Pair convicted after 112 kilograms of cocaine imported to Canada from Guyana

Last Updated on Tuesday, 1 December 2015, 15:58 by GxMedia

Reproduced from The Mississauga News
by Louie Rosella

Two men have been found guilty in connection with a cocaine smuggling operation that saw close to $4 million worth of the drug make its way by sea from Guyana to St. John, New Brunswick, and then to a public storage facility in Mississauga.

Justice Peter Daley found James Buttazzoni, 43, of Mississauga, and Rampersaud Ramlall, 40, of Whitby, guilty in Brampton court Friday of conspiracy to import cocaine and possession of cocaine for the purpose of trafficking.  However, the judge acquitted both men of importing cocaine, ruling Buttazzoni only became involved with the cocaine when it arrived in Ontario.

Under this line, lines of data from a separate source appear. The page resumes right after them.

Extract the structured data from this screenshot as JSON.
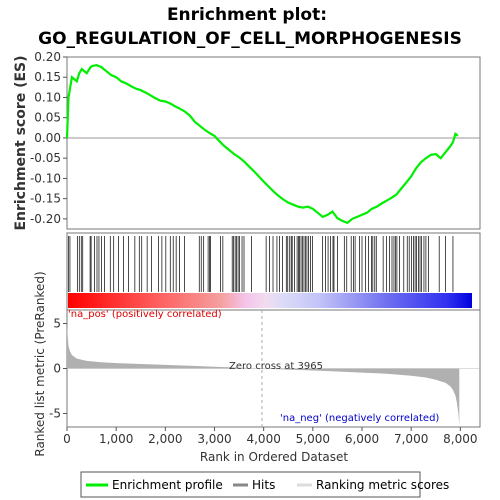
{
  "title_line1": "Enrichment plot:",
  "title_line2": "GO_REGULATION_OF_CELL_MORPHOGENESIS",
  "colors": {
    "enrichment_line": "#00ee00",
    "hits": "#000000",
    "metric_fill": "#b0b0b0",
    "pos_label": "#dd0000",
    "neg_label": "#0000cc",
    "red_band": "#ff0000",
    "blue_band": "#0000ff"
  },
  "labels": {
    "na_pos": "'na_pos' (positively correlated)",
    "na_neg": "'na_neg' (negatively correlated)",
    "zero_cross": "Zero cross at 3965"
  },
  "legend": {
    "profile": "Enrichment profile",
    "hits": "Hits",
    "metric": "Ranking metric scores"
  },
  "chart_data": [
    {
      "type": "line",
      "name": "enrichment_profile",
      "ylabel": "Enrichment score (ES)",
      "xlim": [
        0,
        8400
      ],
      "ylim": [
        -0.225,
        0.2
      ],
      "yticks": [
        -0.2,
        -0.15,
        -0.1,
        -0.05,
        0.0,
        0.05,
        0.1,
        0.15,
        0.2
      ],
      "tick_labels": [
        "-0.20",
        "-0.15",
        "-0.10",
        "-0.05",
        "0.00",
        "0.05",
        "0.10",
        "0.15",
        "0.20"
      ],
      "x": [
        0,
        30,
        100,
        200,
        250,
        300,
        400,
        480,
        520,
        600,
        700,
        800,
        900,
        1000,
        1100,
        1200,
        1300,
        1400,
        1500,
        1600,
        1700,
        1800,
        1900,
        2000,
        2100,
        2200,
        2300,
        2400,
        2500,
        2600,
        2700,
        2800,
        2900,
        3000,
        3100,
        3200,
        3300,
        3400,
        3500,
        3600,
        3700,
        3800,
        3900,
        4000,
        4100,
        4200,
        4300,
        4400,
        4500,
        4600,
        4700,
        4800,
        4900,
        5000,
        5100,
        5200,
        5300,
        5400,
        5500,
        5600,
        5700,
        5800,
        5900,
        6000,
        6100,
        6200,
        6300,
        6400,
        6500,
        6600,
        6700,
        6800,
        6900,
        7000,
        7050,
        7100,
        7200,
        7300,
        7400,
        7500,
        7600,
        7700,
        7800,
        7850,
        7900,
        7950
      ],
      "y": [
        0.0,
        0.1,
        0.15,
        0.14,
        0.16,
        0.17,
        0.16,
        0.175,
        0.178,
        0.18,
        0.175,
        0.165,
        0.155,
        0.15,
        0.14,
        0.135,
        0.128,
        0.122,
        0.118,
        0.112,
        0.105,
        0.098,
        0.092,
        0.09,
        0.085,
        0.078,
        0.072,
        0.065,
        0.055,
        0.04,
        0.03,
        0.02,
        0.012,
        0.005,
        -0.008,
        -0.02,
        -0.03,
        -0.04,
        -0.048,
        -0.058,
        -0.07,
        -0.082,
        -0.095,
        -0.108,
        -0.12,
        -0.132,
        -0.143,
        -0.152,
        -0.16,
        -0.165,
        -0.17,
        -0.172,
        -0.17,
        -0.175,
        -0.185,
        -0.195,
        -0.19,
        -0.182,
        -0.198,
        -0.205,
        -0.21,
        -0.2,
        -0.195,
        -0.19,
        -0.185,
        -0.175,
        -0.17,
        -0.162,
        -0.155,
        -0.148,
        -0.14,
        -0.125,
        -0.11,
        -0.095,
        -0.085,
        -0.075,
        -0.06,
        -0.05,
        -0.042,
        -0.04,
        -0.05,
        -0.035,
        -0.02,
        -0.01,
        0.01,
        0.005
      ]
    },
    {
      "type": "scatter",
      "name": "hits",
      "xlim": [
        0,
        8400
      ],
      "x": [
        30,
        60,
        210,
        250,
        290,
        320,
        470,
        490,
        560,
        610,
        650,
        700,
        760,
        880,
        950,
        1050,
        1150,
        1250,
        1380,
        1470,
        1520,
        1630,
        1720,
        1860,
        1930,
        2010,
        2100,
        2160,
        2220,
        2290,
        2390,
        2690,
        2730,
        2780,
        2870,
        2900,
        2920,
        3120,
        3170,
        3360,
        3390,
        3420,
        3450,
        3480,
        3510,
        3560,
        3600,
        3750,
        4050,
        4120,
        4190,
        4270,
        4320,
        4380,
        4460,
        4490,
        4530,
        4560,
        4580,
        4630,
        4680,
        4710,
        4730,
        4760,
        4790,
        4820,
        4850,
        4880,
        4910,
        4950,
        4990,
        5200,
        5260,
        5310,
        5360,
        5410,
        5430,
        5500,
        5640,
        5690,
        5780,
        5830,
        5860,
        5950,
        6000,
        6070,
        6130,
        6190,
        6220,
        6260,
        6290,
        6430,
        6500,
        6560,
        6610,
        6650,
        6680,
        6710,
        6760,
        6850,
        6920,
        6960,
        7010,
        7050,
        7080,
        7110,
        7150,
        7180,
        7210,
        7260,
        7300,
        7350,
        7570,
        7700,
        7850
      ]
    },
    {
      "type": "area",
      "name": "ranked_list_metric",
      "xlabel": "Rank in Ordered Dataset",
      "ylabel": "Ranked list metric (PreRanked)",
      "xlim": [
        0,
        8400
      ],
      "ylim": [
        -6.5,
        6.5
      ],
      "yticks": [
        -5,
        0,
        5
      ],
      "xticks": [
        0,
        1000,
        2000,
        3000,
        4000,
        5000,
        6000,
        7000,
        8000
      ],
      "xtick_labels": [
        "0",
        "1,000",
        "2,000",
        "3,000",
        "4,000",
        "5,000",
        "6,000",
        "7,000",
        "8,000"
      ],
      "zero_cross": 3965,
      "x": [
        0,
        10,
        30,
        60,
        100,
        200,
        400,
        700,
        1000,
        1500,
        2000,
        2500,
        3000,
        3500,
        3965,
        4500,
        5000,
        5500,
        6000,
        6500,
        7000,
        7300,
        7500,
        7700,
        7800,
        7850,
        7900,
        7930,
        7960,
        7980
      ],
      "y": [
        5.0,
        4.0,
        2.5,
        1.9,
        1.5,
        1.1,
        0.85,
        0.7,
        0.6,
        0.5,
        0.4,
        0.3,
        0.2,
        0.1,
        0.0,
        -0.12,
        -0.22,
        -0.33,
        -0.45,
        -0.58,
        -0.8,
        -1.0,
        -1.25,
        -1.6,
        -2.0,
        -2.4,
        -3.0,
        -3.8,
        -5.0,
        -6.3
      ]
    }
  ]
}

Evidence showed that Ramlall had communication with people in Guyana, who were involved in the exportation of the cocaine to Canada, but the judge ruled “his conduct, on the evidence, does not constitute importing.”

The shipment of cocaine arrived in Canada on May 28, 2012 at the port of St. John, New Brunswick by ship, in a sea container. The estimated value of the cocaine, if sold at the kilogram level, was approximately $3.9 million and, if sold at the gram level, was $8.9 million, court heard.

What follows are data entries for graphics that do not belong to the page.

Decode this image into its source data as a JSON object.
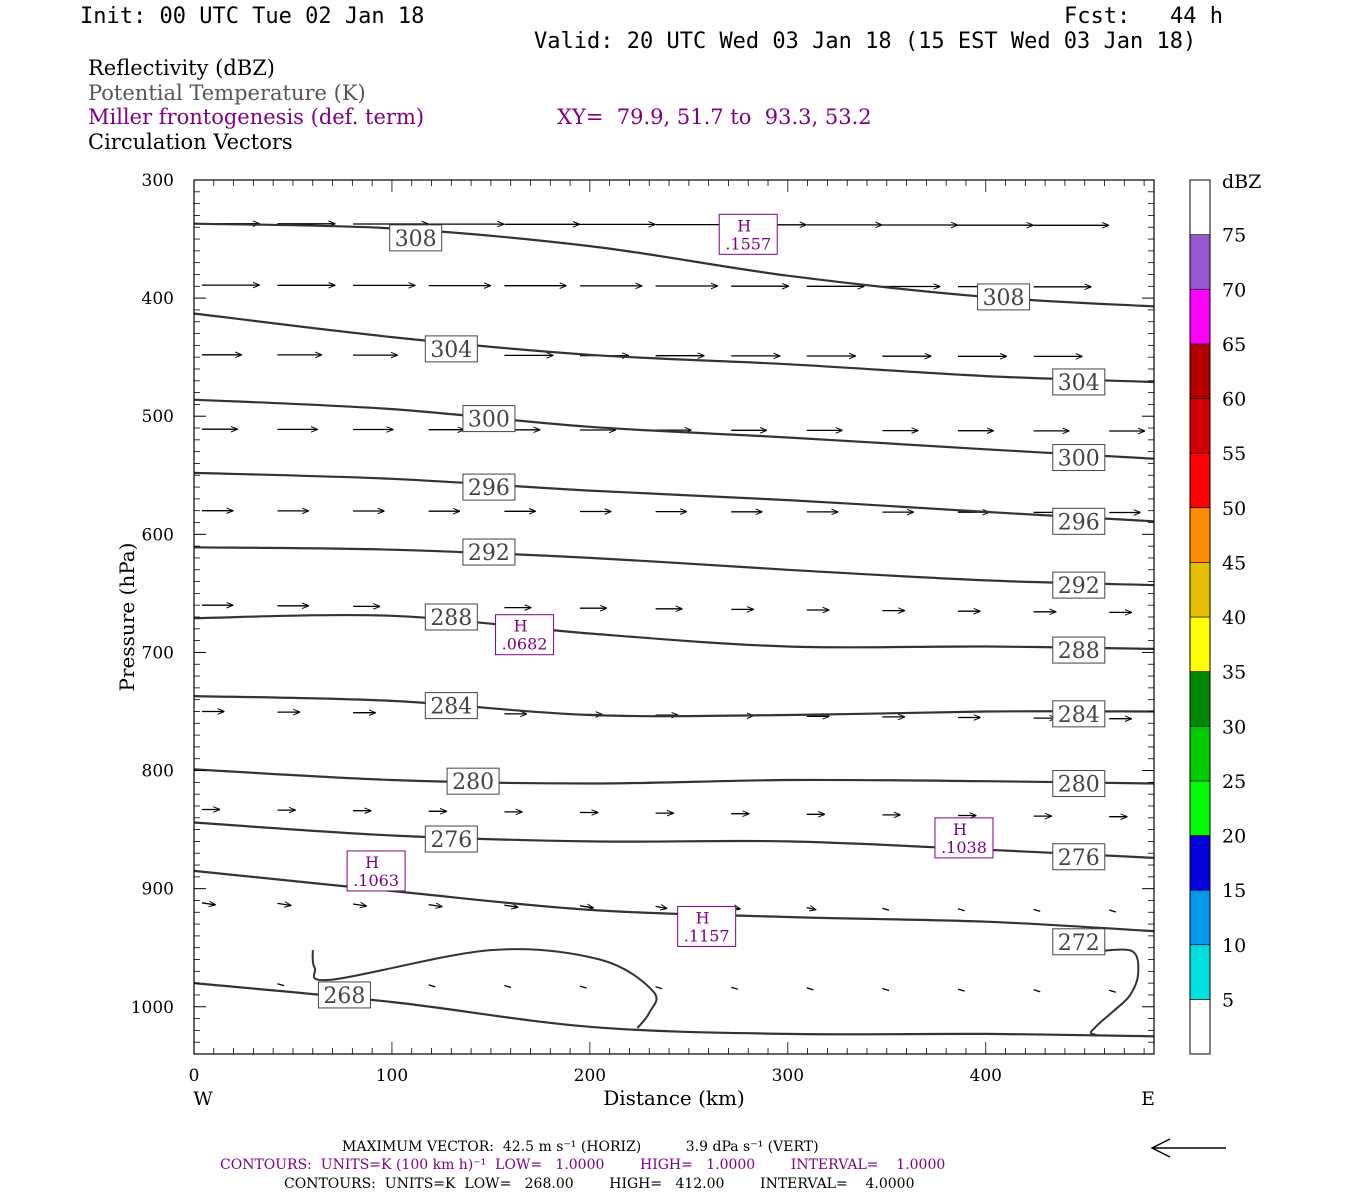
{
  "header": {
    "init": "Init: 00 UTC Tue 02 Jan 18",
    "fcst": "Fcst:   44 h",
    "valid": "Valid: 20 UTC Wed 03 Jan 18 (15 EST Wed 03 Jan 18)"
  },
  "legend": {
    "line1": "Reflectivity (dBZ)",
    "line2": "Potential Temperature (K)",
    "line3": "Miller frontogenesis (def. term)",
    "xy": "XY=  79.9, 51.7 to  93.3, 53.2",
    "line4": "Circulation Vectors"
  },
  "colors": {
    "theta": "#333333",
    "purple": "#800080",
    "colorbar": [
      "#ffffff",
      "#00e0e0",
      "#0099ee",
      "#0000dd",
      "#00ff00",
      "#00cc00",
      "#008800",
      "#ffff00",
      "#e6bf00",
      "#ff8c00",
      "#ff0000",
      "#d40000",
      "#b00000",
      "#ff00ff",
      "#9955cc",
      "#ffffff"
    ]
  },
  "footer": {
    "max_vector": "MAXIMUM VECTOR:  42.5 m s⁻¹ (HORIZ)          3.9 dPa s⁻¹ (VERT)",
    "contours1": "CONTOURS:  UNITS=K (100 km h)⁻¹  LOW=   1.0000        HIGH=   1.0000        INTERVAL=    1.0000",
    "contours2": "CONTOURS:  UNITS=K  LOW=   268.00        HIGH=   412.00        INTERVAL=    4.0000"
  },
  "chart_data": {
    "type": "line",
    "xlabel": "Distance (km)",
    "ylabel": "Pressure (hPa)",
    "xlim": [
      0,
      485
    ],
    "ylim": [
      1040,
      300
    ],
    "x_ticks": [
      0,
      100,
      200,
      300,
      400
    ],
    "y_ticks": [
      300,
      400,
      500,
      600,
      700,
      800,
      900,
      1000
    ],
    "x_end_labels": {
      "left": "W",
      "right": "E"
    },
    "theta_contours": [
      {
        "label": "308",
        "x": [
          0,
          100,
          200,
          300,
          400,
          485
        ],
        "p": [
          337,
          341,
          356,
          381,
          399,
          407
        ],
        "label_at": [
          [
            112,
            349
          ],
          [
            409,
            399
          ]
        ]
      },
      {
        "label": "304",
        "x": [
          0,
          100,
          200,
          300,
          400,
          485
        ],
        "p": [
          413,
          433,
          448,
          456,
          466,
          471
        ],
        "label_at": [
          [
            130,
            443
          ],
          [
            447,
            471
          ]
        ]
      },
      {
        "label": "300",
        "x": [
          0,
          100,
          200,
          300,
          400,
          485
        ],
        "p": [
          486,
          494,
          509,
          518,
          528,
          536
        ],
        "label_at": [
          [
            149,
            502
          ],
          [
            447,
            535
          ]
        ]
      },
      {
        "label": "296",
        "x": [
          0,
          100,
          200,
          300,
          400,
          485
        ],
        "p": [
          548,
          553,
          563,
          571,
          581,
          589
        ],
        "label_at": [
          [
            149,
            560
          ],
          [
            447,
            589
          ]
        ]
      },
      {
        "label": "292",
        "x": [
          0,
          100,
          200,
          300,
          400,
          485
        ],
        "p": [
          611,
          613,
          620,
          630,
          639,
          643
        ],
        "label_at": [
          [
            149,
            615
          ],
          [
            447,
            643
          ]
        ]
      },
      {
        "label": "288",
        "x": [
          0,
          100,
          200,
          300,
          400,
          485
        ],
        "p": [
          671,
          669,
          684,
          695,
          695,
          697
        ],
        "label_at": [
          [
            130,
            670
          ],
          [
            447,
            698
          ]
        ]
      },
      {
        "label": "284",
        "x": [
          0,
          100,
          200,
          300,
          400,
          485
        ],
        "p": [
          737,
          741,
          753,
          753,
          750,
          750
        ],
        "label_at": [
          [
            130,
            745
          ],
          [
            447,
            752
          ]
        ]
      },
      {
        "label": "280",
        "x": [
          0,
          100,
          200,
          300,
          400,
          485
        ],
        "p": [
          799,
          808,
          811,
          808,
          809,
          811
        ],
        "label_at": [
          [
            141,
            809
          ],
          [
            447,
            811
          ]
        ]
      },
      {
        "label": "276",
        "x": [
          0,
          100,
          200,
          300,
          400,
          485
        ],
        "p": [
          844,
          855,
          860,
          860,
          867,
          874
        ],
        "label_at": [
          [
            130,
            858
          ],
          [
            447,
            873
          ]
        ]
      },
      {
        "label": "272",
        "x": [
          0,
          100,
          200,
          300,
          400,
          485
        ],
        "p": [
          885,
          902,
          918,
          924,
          928,
          936
        ],
        "label_at": [
          [
            447,
            945
          ]
        ]
      },
      {
        "label": "268",
        "x": [
          0,
          100,
          200,
          300,
          400,
          485
        ],
        "p": [
          980,
          996,
          1017,
          1023,
          1023,
          1025
        ],
        "label_at": [
          [
            76,
            990
          ]
        ]
      }
    ],
    "frontogenesis_contours": [
      {
        "x": [
          60,
          61,
          70,
          150,
          205,
          232,
          230,
          224
        ],
        "p": [
          952,
          967,
          977,
          952,
          960,
          987,
          1005,
          1018
        ]
      },
      {
        "x": [
          456,
          474,
          477,
          473,
          465,
          458,
          455,
          453,
          456
        ],
        "p": [
          953,
          953,
          972,
          990,
          1003,
          1013,
          1018,
          1022,
          1024
        ]
      }
    ],
    "highs": [
      {
        "label": "H",
        "value": ".1557",
        "x": 280,
        "p": 346
      },
      {
        "label": "H",
        "value": ".0682",
        "x": 167,
        "p": 685
      },
      {
        "label": "H",
        "value": ".1038",
        "x": 389,
        "p": 857
      },
      {
        "label": "H",
        "value": ".1063",
        "x": 92,
        "p": 885
      },
      {
        "label": "H",
        "value": ".1157",
        "x": 259,
        "p": 932
      }
    ],
    "vector_rows": [
      {
        "p": 337,
        "dx": [
          26,
          26,
          34,
          34,
          34,
          34,
          34,
          34,
          34,
          34,
          34,
          34,
          34
        ]
      },
      {
        "p": 389,
        "dx": [
          26,
          26,
          28,
          28,
          28,
          28,
          28,
          26,
          26,
          26,
          26,
          26,
          26
        ]
      },
      {
        "p": 448,
        "dx": [
          18,
          20,
          20,
          22,
          22,
          22,
          22,
          22,
          22,
          22,
          22,
          22,
          22
        ]
      },
      {
        "p": 511,
        "dx": [
          16,
          18,
          18,
          16,
          16,
          16,
          16,
          16,
          16,
          16,
          16,
          16,
          16
        ]
      },
      {
        "p": 580,
        "dx": [
          14,
          14,
          14,
          14,
          14,
          14,
          14,
          14,
          14,
          14,
          14,
          14,
          14
        ]
      },
      {
        "p": 660,
        "dx": [
          14,
          14,
          12,
          12,
          12,
          12,
          12,
          10,
          10,
          10,
          10,
          10,
          10
        ]
      },
      {
        "p": 750,
        "dx": [
          10,
          10,
          10,
          10,
          10,
          10,
          10,
          10,
          10,
          10,
          10,
          10,
          10
        ]
      },
      {
        "p": 833,
        "dx": [
          8,
          8,
          8,
          8,
          8,
          8,
          8,
          8,
          8,
          8,
          8,
          8,
          8
        ]
      },
      {
        "p": 912,
        "dx": [
          6,
          6,
          6,
          6,
          6,
          6,
          5,
          4,
          4,
          3,
          3,
          3,
          3
        ]
      },
      {
        "p": 980,
        "dx": [
          3,
          3,
          3,
          3,
          3,
          3,
          3,
          3,
          3,
          3,
          3,
          3,
          3
        ]
      }
    ],
    "colorbar": {
      "title": "dBZ",
      "levels": [
        "5",
        "10",
        "15",
        "20",
        "25",
        "30",
        "35",
        "40",
        "45",
        "50",
        "55",
        "60",
        "65",
        "70",
        "75"
      ]
    }
  }
}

Canada Border Services Agency (CBSA) officers opened the container and located 112 kilograms of cocaine with a purity of 74 per cent, which was hidden in the wooden pallets located in the container. The container also held quantities of hot sauce, Chinese sauce, seasonings and noodles, court heard.

Customs officers contacted the RCMP, who conducted a controlled delivery and tracked the shipment to a public storage facility in Mississauga. The container was equipped with electronic audio and physical surveillance devices, court heard.
“The process of secreting the cocaine within the wooden pallets, the placement of the pallets within the container, and the shipping of the container from Guyana to New Brunswick was a sophisticated and planned scheme and did not happen by chance or through inadvertence,” Daley ruled. “This was a sophisticated importing scheme, which involved several persons, some of whom were unknown to each other and others who joined the agreement at times beyond the initial inception of the agreement between the importing parties present in Canada and the parties in Guyana.”

Two others charged in the scheme were acquitted.